If you find that your sweet spot is with micro influencers however, or your own SMEs and executives, you can do a lot more yourself. Find those advocates amongst your customers or employees. Or find people who have engaged with you or your product previously on social media. People who maybe wrote a blog post or newspaper article about you. Someone who spoke maybe at one of your conferences or is a rising star in the industry and fits your brand and audience profile.

Reaching out to them in email or on social media, asking them if they are willing to collaborate goes a long way in establishing paid or unpaid advertisement for your brand.

The What?

What to write or how to promote yourself is up to you and your influencer. Here are a few ideas to get you started:

  • Free products for video or written reviews
  • Invite people to speak at conferences or workshops or a webinar
  • Co-author a book together
  • Have them guest blog on your corporate blog
  • Invite them to an event and have them do live coverage
  • Surprise and Delight programs to say thank you
  • Invite them to a photoshoot for your upcoming marketing materials

Taking It One Step at a Time

It’s ok to not jump right into the depths of influencer marketing activities. We evaluated in early 2018 if our brand is ready to spend the money and decided against it. 2018 was our year to focus on getting our brand aligned with our own executives and the message they shared with our target audience. We recognized that our brand was too young (only a few months old since re-branding our company) to effectively align with any influencer’s values out there. In addition, the audience we are hoping to influence is not really following a specific influencer.

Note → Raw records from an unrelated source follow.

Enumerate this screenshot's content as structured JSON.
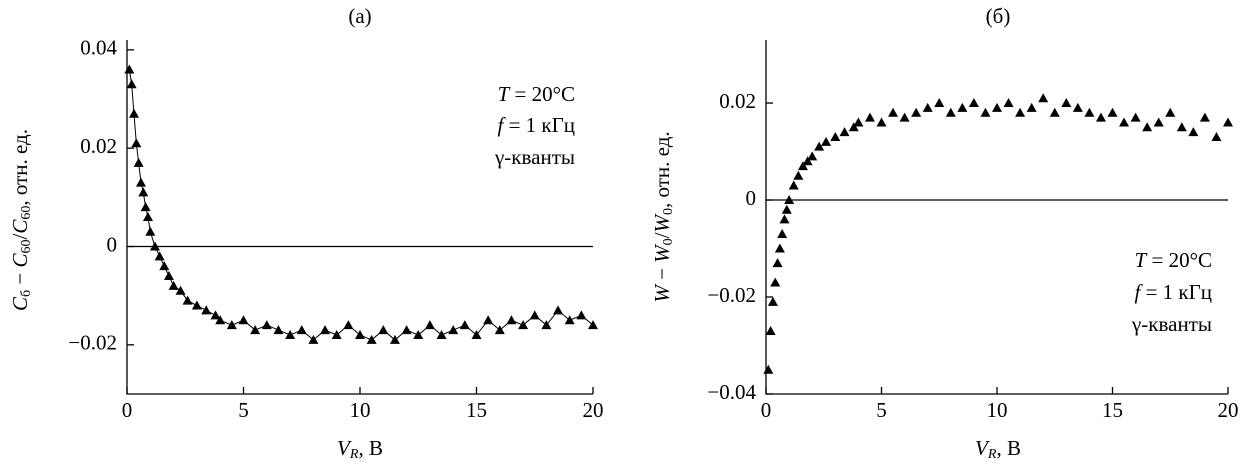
{
  "chart_data": [
    {
      "type": "scatter",
      "title": "(а)",
      "x_label": [
        "V",
        "R",
        ", В"
      ],
      "y_label": [
        "C",
        "б",
        " − ",
        "C",
        "60",
        "/",
        "C",
        "60",
        ", отн. ед."
      ],
      "annotations": [
        [
          "T",
          " = 20°C"
        ],
        [
          "f",
          " = 1 кГц"
        ],
        [
          "γ-кванты"
        ]
      ],
      "xlim": [
        0,
        20
      ],
      "xticks": [
        0,
        5,
        10,
        15,
        20
      ],
      "ylim": [
        -0.03,
        0.042
      ],
      "yticks": [
        {
          "value": -0.02,
          "label": "−0.02"
        },
        0,
        0.02,
        0.04
      ],
      "reference_line": 0,
      "series": [
        {
          "color": "#000000",
          "marker": "triangle",
          "line": true,
          "x": [
            0.1,
            0.2,
            0.3,
            0.4,
            0.5,
            0.6,
            0.7,
            0.8,
            0.9,
            1.0,
            1.2,
            1.4,
            1.6,
            1.8,
            2.0,
            2.3,
            2.6,
            3.0,
            3.4,
            3.8,
            4.0,
            4.5,
            5.0,
            5.5,
            6.0,
            6.5,
            7.0,
            7.5,
            8.0,
            8.5,
            9.0,
            9.5,
            10.0,
            10.5,
            11.0,
            11.5,
            12.0,
            12.5,
            13.0,
            13.5,
            14.0,
            14.5,
            15.0,
            15.5,
            16.0,
            16.5,
            17.0,
            17.5,
            18.0,
            18.5,
            19.0,
            19.5,
            20.0
          ],
          "values": [
            0.036,
            0.033,
            0.027,
            0.021,
            0.017,
            0.013,
            0.011,
            0.008,
            0.006,
            0.003,
            0.0,
            -0.002,
            -0.004,
            -0.006,
            -0.008,
            -0.009,
            -0.011,
            -0.012,
            -0.013,
            -0.014,
            -0.015,
            -0.016,
            -0.015,
            -0.017,
            -0.016,
            -0.017,
            -0.018,
            -0.017,
            -0.019,
            -0.017,
            -0.018,
            -0.016,
            -0.018,
            -0.019,
            -0.017,
            -0.019,
            -0.017,
            -0.018,
            -0.016,
            -0.018,
            -0.017,
            -0.016,
            -0.018,
            -0.015,
            -0.017,
            -0.015,
            -0.016,
            -0.014,
            -0.016,
            -0.013,
            -0.015,
            -0.014,
            -0.016
          ]
        }
      ]
    },
    {
      "type": "scatter",
      "title": "(б)",
      "x_label": [
        "V",
        "R",
        ", В"
      ],
      "y_label": [
        "W",
        " − ",
        "W",
        "0",
        "/",
        "W",
        "0",
        ", отн. ед."
      ],
      "annotations": [
        [
          "T",
          " = 20°C"
        ],
        [
          "f",
          " = 1 кГц"
        ],
        [
          "γ-кванты"
        ]
      ],
      "xlim": [
        0,
        20
      ],
      "xticks": [
        0,
        5,
        10,
        15,
        20
      ],
      "ylim": [
        -0.04,
        0.033
      ],
      "yticks": [
        {
          "value": -0.04,
          "label": "−0.04"
        },
        {
          "value": -0.02,
          "label": "−0.02"
        },
        0,
        0.02
      ],
      "reference_line": 0,
      "series": [
        {
          "color": "#000000",
          "marker": "triangle",
          "line": false,
          "x": [
            0.1,
            0.2,
            0.3,
            0.4,
            0.5,
            0.6,
            0.7,
            0.8,
            0.9,
            1.0,
            1.2,
            1.4,
            1.6,
            1.8,
            2.0,
            2.3,
            2.6,
            3.0,
            3.4,
            3.8,
            4.0,
            4.5,
            5.0,
            5.5,
            6.0,
            6.5,
            7.0,
            7.5,
            8.0,
            8.5,
            9.0,
            9.5,
            10.0,
            10.5,
            11.0,
            11.5,
            12.0,
            12.5,
            13.0,
            13.5,
            14.0,
            14.5,
            15.0,
            15.5,
            16.0,
            16.5,
            17.0,
            17.5,
            18.0,
            18.5,
            19.0,
            19.5,
            20.0
          ],
          "values": [
            -0.035,
            -0.027,
            -0.021,
            -0.017,
            -0.013,
            -0.01,
            -0.007,
            -0.004,
            -0.002,
            0.0,
            0.003,
            0.005,
            0.007,
            0.008,
            0.009,
            0.011,
            0.012,
            0.013,
            0.014,
            0.015,
            0.016,
            0.017,
            0.016,
            0.018,
            0.017,
            0.018,
            0.019,
            0.02,
            0.018,
            0.019,
            0.02,
            0.018,
            0.019,
            0.02,
            0.018,
            0.019,
            0.021,
            0.018,
            0.02,
            0.019,
            0.018,
            0.017,
            0.018,
            0.016,
            0.017,
            0.015,
            0.016,
            0.018,
            0.015,
            0.014,
            0.017,
            0.013,
            0.016
          ]
        }
      ]
    }
  ]
}
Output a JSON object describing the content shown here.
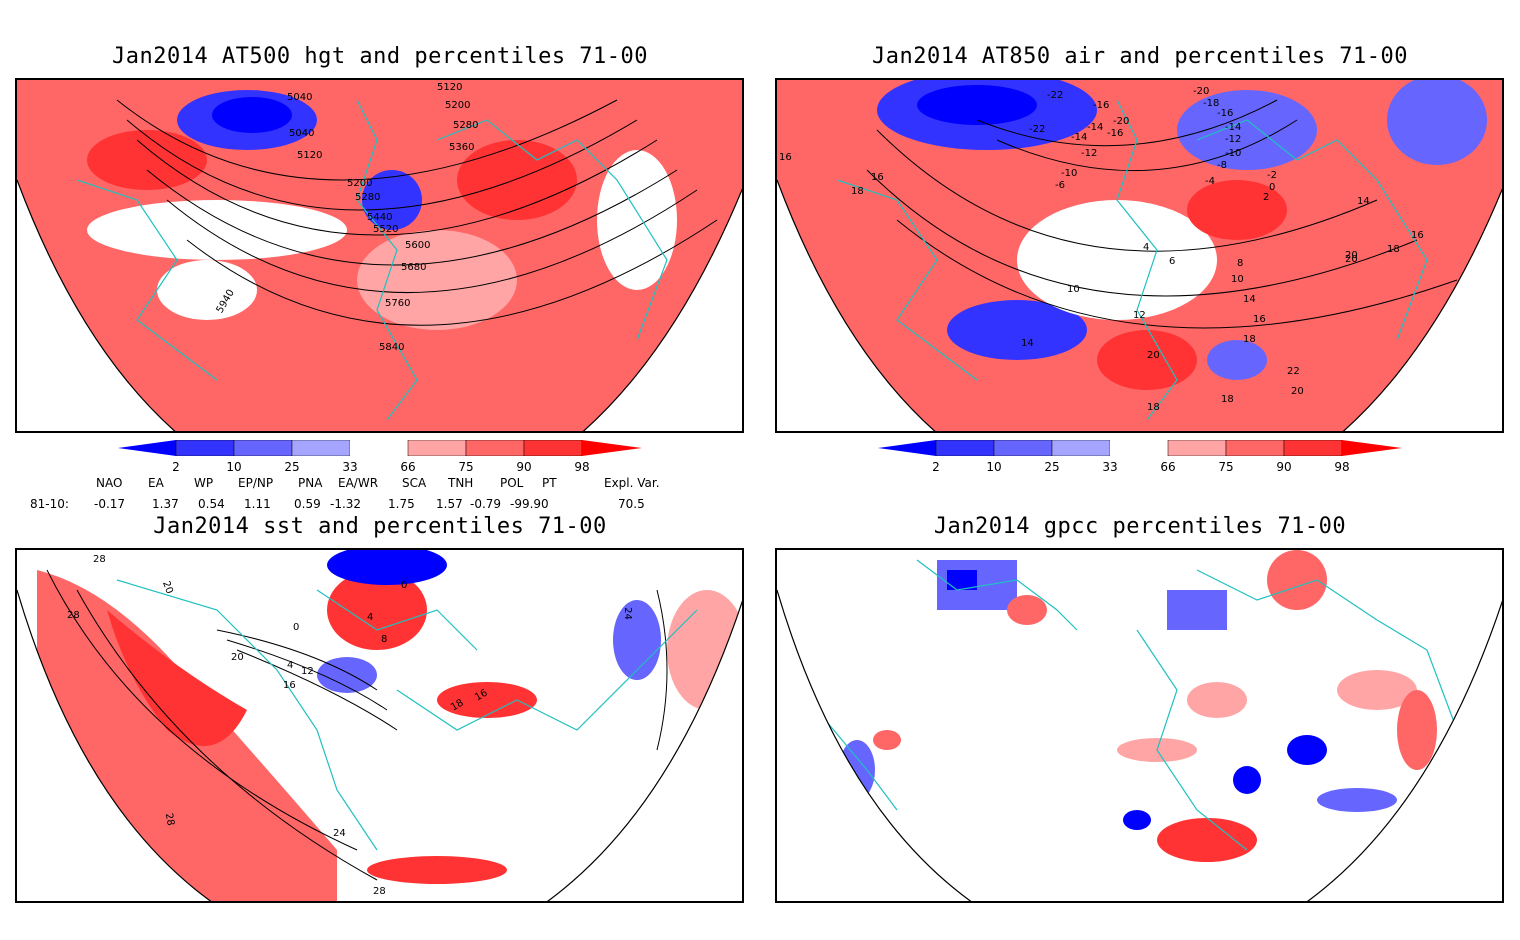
{
  "panels": [
    {
      "title": "Jan2014 AT500 hgt and percentiles 71-00",
      "labels": [
        "5040",
        "5120",
        "5200",
        "5280",
        "5360",
        "5040",
        "5120",
        "5200",
        "5280",
        "5440",
        "5520",
        "5600",
        "5680",
        "5760",
        "5840",
        "5940"
      ]
    },
    {
      "title": "Jan2014 AT850 air and percentiles 71-00",
      "labels": [
        "-22",
        "-16",
        "-20",
        "-14",
        "-22",
        "-14",
        "-16",
        "-12",
        "-10",
        "-6",
        "16",
        "18",
        "16",
        "14",
        "4",
        "6",
        "10",
        "12",
        "14",
        "14",
        "16",
        "18",
        "20",
        "18",
        "20",
        "22",
        "18",
        "20",
        "-20",
        "-18",
        "-16",
        "-14",
        "-12",
        "-10",
        "-8",
        "-4",
        "-2",
        "0",
        "2",
        "8",
        "10",
        "16",
        "18",
        "20"
      ]
    },
    {
      "title": "Jan2014 sst and percentiles 71-00",
      "labels": [
        "28",
        "20",
        "28",
        "0",
        "4",
        "8",
        "0",
        "20",
        "12",
        "16",
        "4",
        "18",
        "16",
        "24",
        "24",
        "28",
        "28"
      ]
    },
    {
      "title": "Jan2014 gpcc percentiles 71-00",
      "labels": []
    }
  ],
  "colorbar": {
    "ticks": [
      "2",
      "10",
      "25",
      "33",
      "66",
      "75",
      "90",
      "98"
    ],
    "colors": {
      "blue_strong": "#0000ff",
      "blue_mid": "#3333ff",
      "blue_light": "#6666ff",
      "blue_pale": "#a5a5ff",
      "red_pale": "#ffa5a5",
      "red_light": "#ff6666",
      "red_mid": "#ff3333",
      "red_strong": "#ff0000"
    }
  },
  "indices": {
    "names": [
      "NAO",
      "EA",
      "WP",
      "EP/NP",
      "PNA",
      "EA/WR",
      "SCA",
      "TNH",
      "POL",
      "PT",
      "Expl. Var."
    ],
    "row_label": "81-10:",
    "values": [
      "-0.17",
      "1.37",
      "0.54",
      "1.11",
      "0.59",
      "-1.32",
      "1.75",
      "1.57",
      "-0.79",
      "-99.90",
      "70.5"
    ]
  },
  "map_colors": {
    "coast": "#20c0c0",
    "contour": "#000000",
    "grid": "#999999"
  }
}
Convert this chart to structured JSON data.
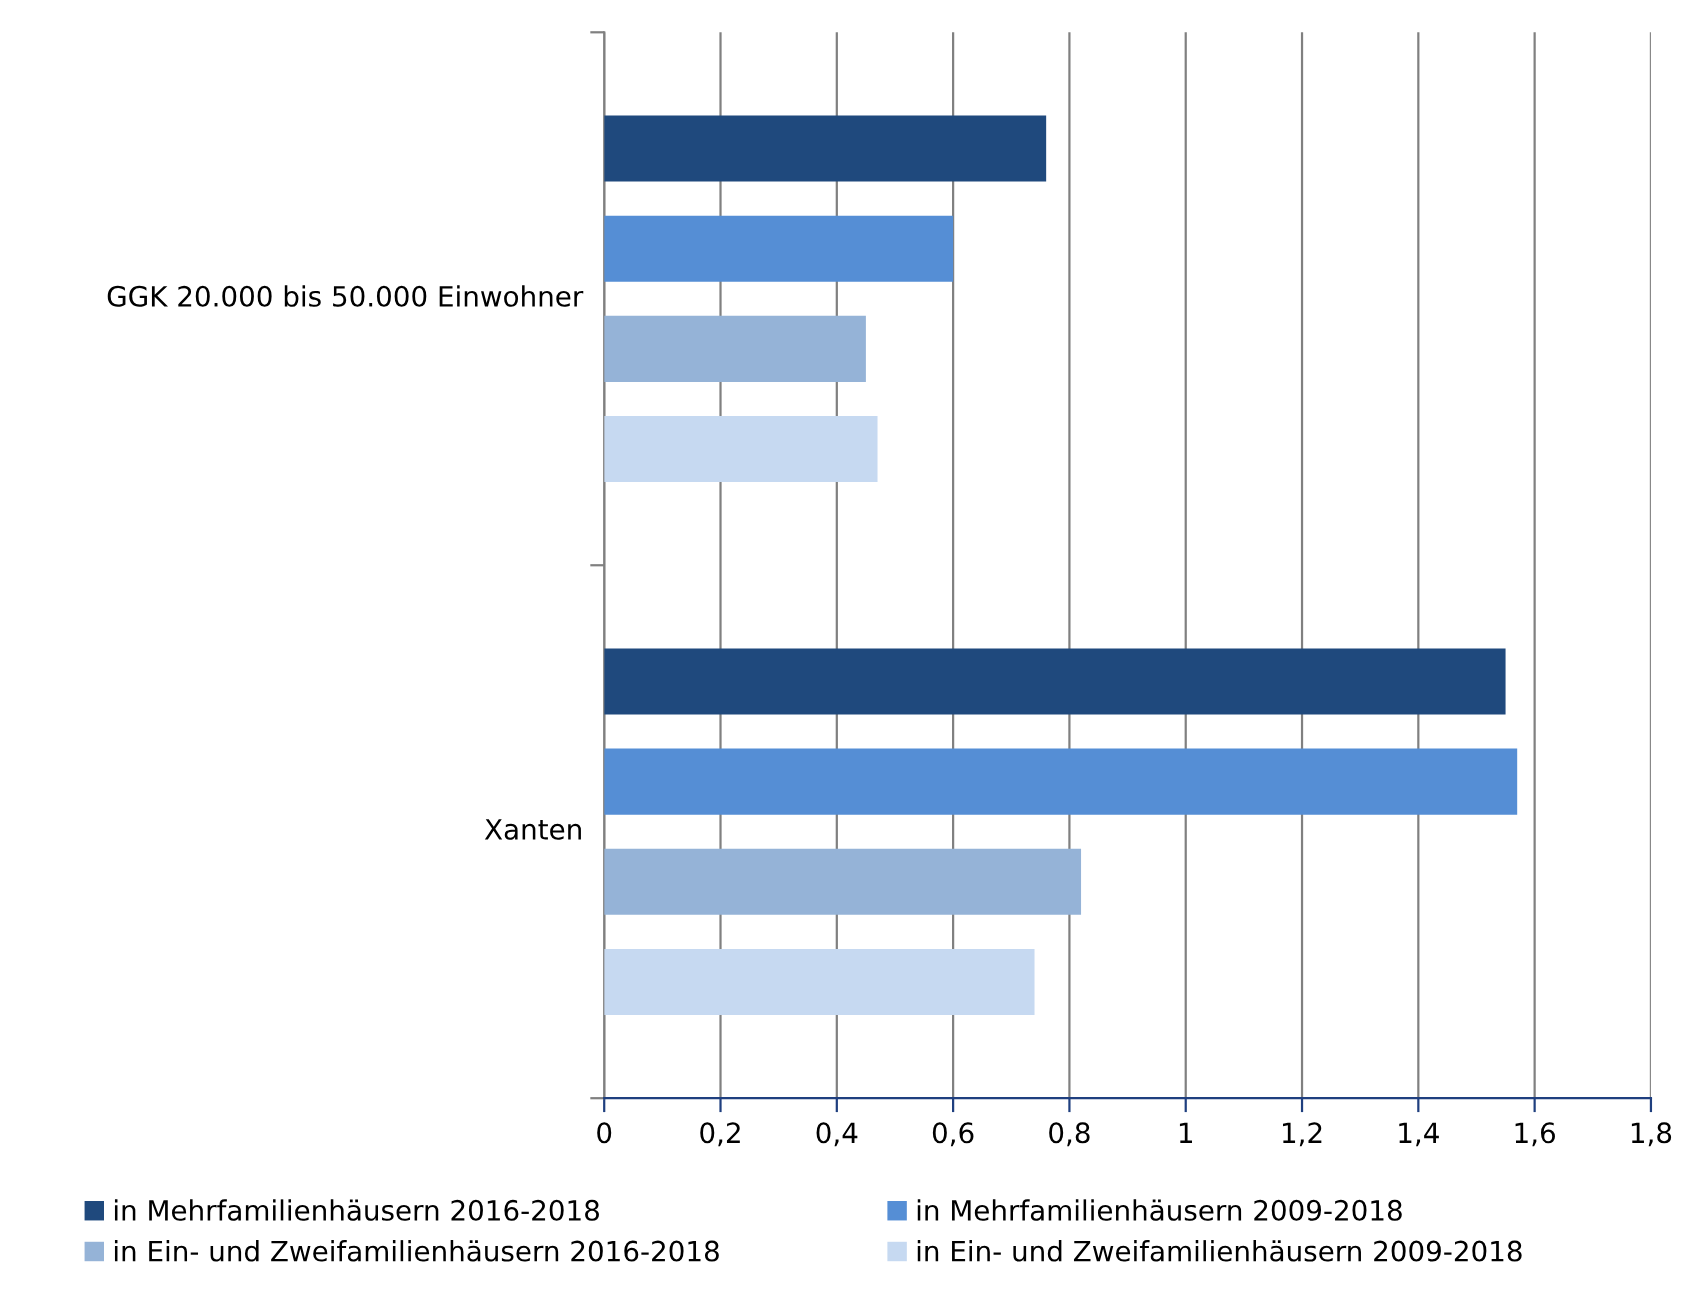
{
  "chart_data": {
    "type": "bar",
    "orientation": "horizontal",
    "categories": [
      "GGK 20.000 bis 50.000 Einwohner",
      "Xanten"
    ],
    "series": [
      {
        "name": "in Mehrfamilienhäusern 2016-2018",
        "color": "#1f497d",
        "values": [
          0.76,
          1.55
        ]
      },
      {
        "name": "in Mehrfamilienhäusern 2009-2018",
        "color": "#558ed5",
        "values": [
          0.6,
          1.57
        ]
      },
      {
        "name": "in Ein- und Zweifamilienhäusern 2016-2018",
        "color": "#95b3d7",
        "values": [
          0.45,
          0.82
        ]
      },
      {
        "name": "in Ein- und Zweifamilienhäusern 2009-2018",
        "color": "#c6d9f1",
        "values": [
          0.47,
          0.74
        ]
      }
    ],
    "xlim": [
      0,
      1.8
    ],
    "xticks": [
      0,
      {
        "value": 0.2,
        "label": "0,2"
      },
      {
        "value": 0.4,
        "label": "0,4"
      },
      {
        "value": 0.6,
        "label": "0,6"
      },
      {
        "value": 0.8,
        "label": "0,8"
      },
      1,
      {
        "value": 1.2,
        "label": "1,2"
      },
      {
        "value": 1.4,
        "label": "1,4"
      },
      {
        "value": 1.6,
        "label": "1,6"
      },
      {
        "value": 1.8,
        "label": "1,8"
      }
    ],
    "grid": "x",
    "legend": "bottom"
  }
}
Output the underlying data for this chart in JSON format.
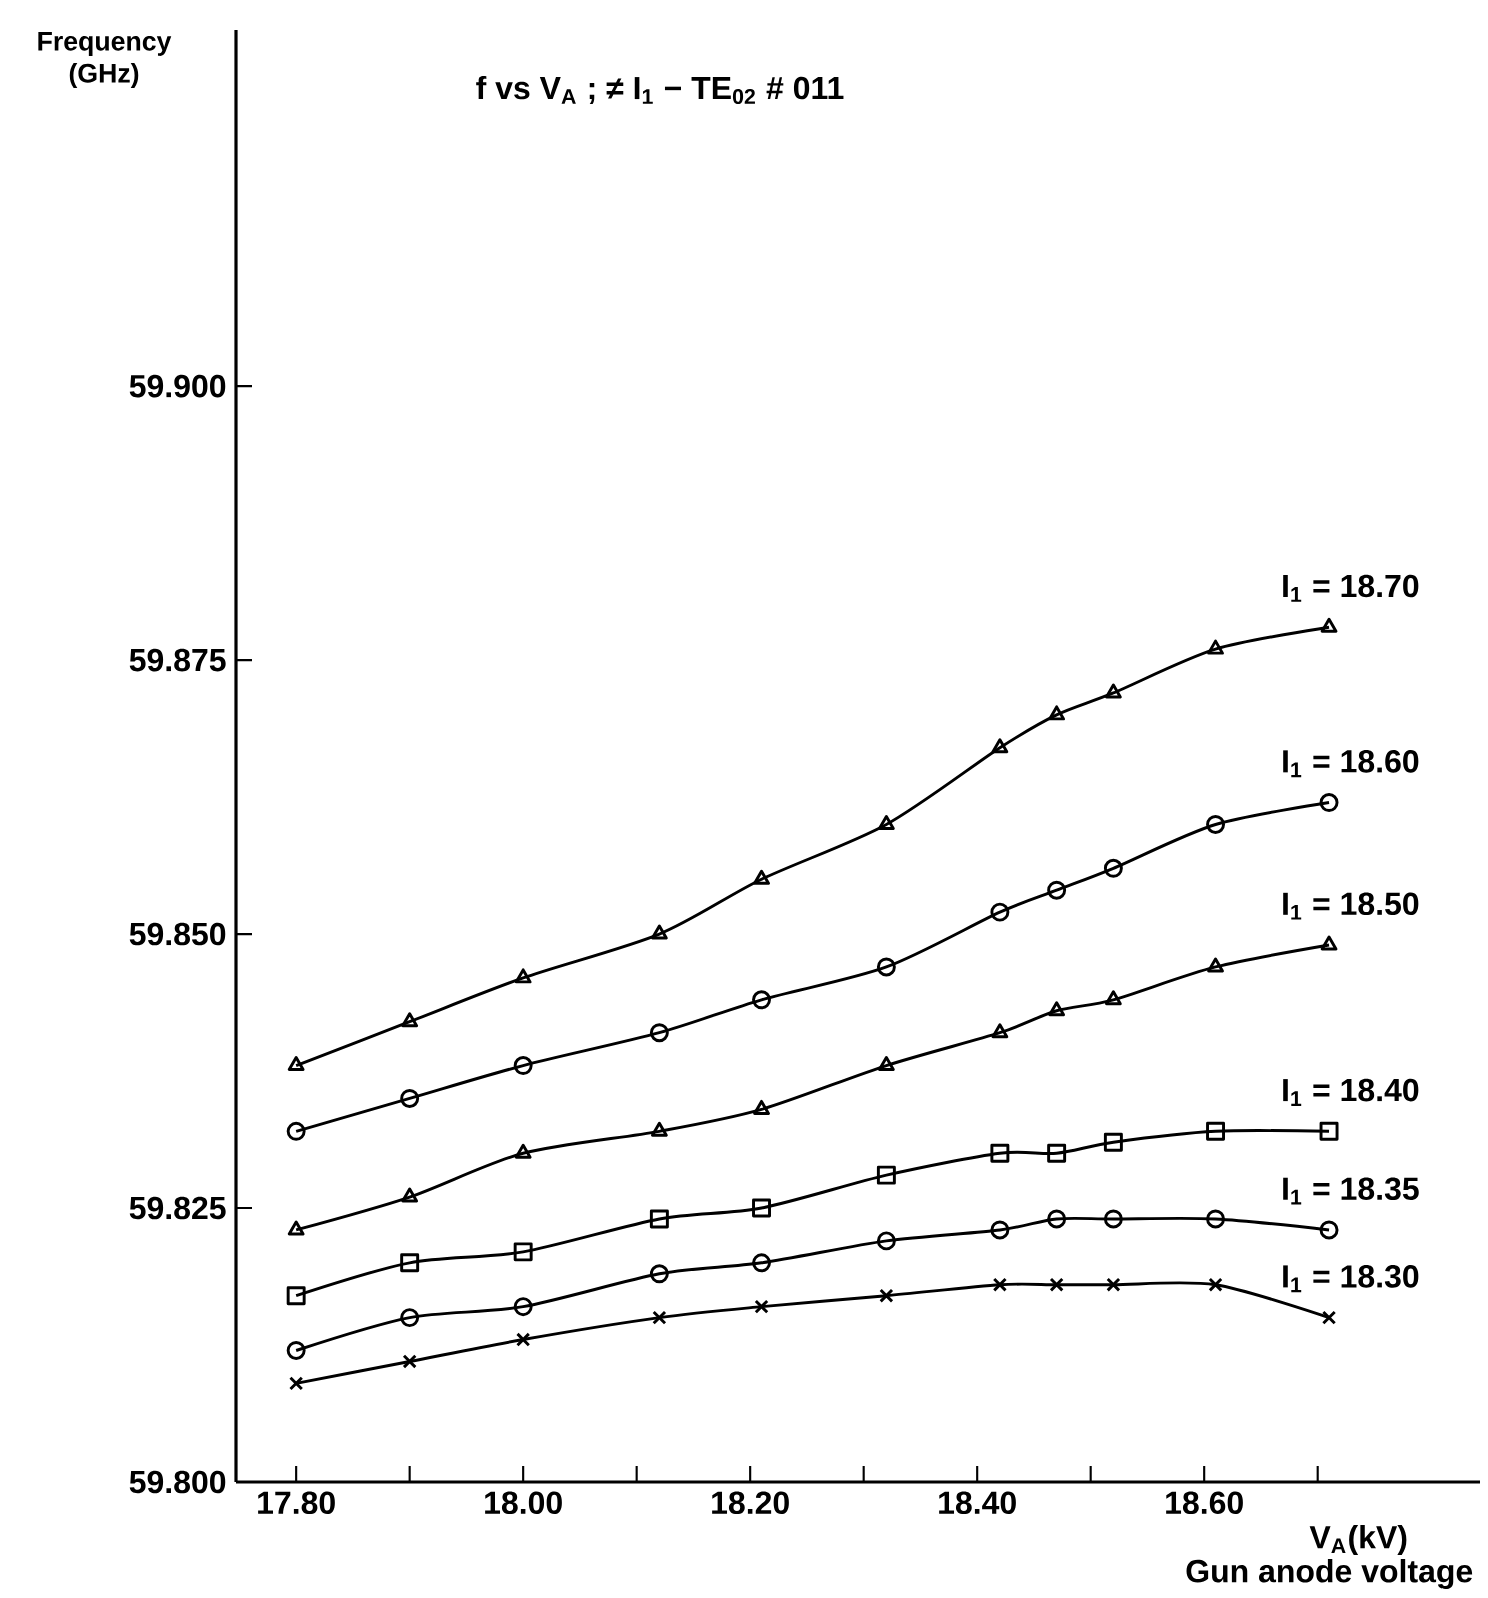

We found after lots of research, that there just are not many influencers who speak to financial advisors who embrace our core values (yet). So we turned instead to our own executives, who represent the company, our values and have a deep connection with our target B2B audience. We have made executive blogs part of our content strategy and included it in our editorial calendar and planning session. These free resources boost our brand awareness amongst key audiences without raising our risk profile and compliance concerns.

With 2019 on our door steps, we will re-evaluate our LinkedIn influencer content strategy. While our brand might have matured over the last 12 months, we still struggle to find external influencers who speak to the right audience and embody the core values we wish them to represent on our behalf. I believe, that there is a lot more work ahead of us before we can use #ad in our marketing campaigns on social media, but we have lots of fun today as we are paving the path to that future.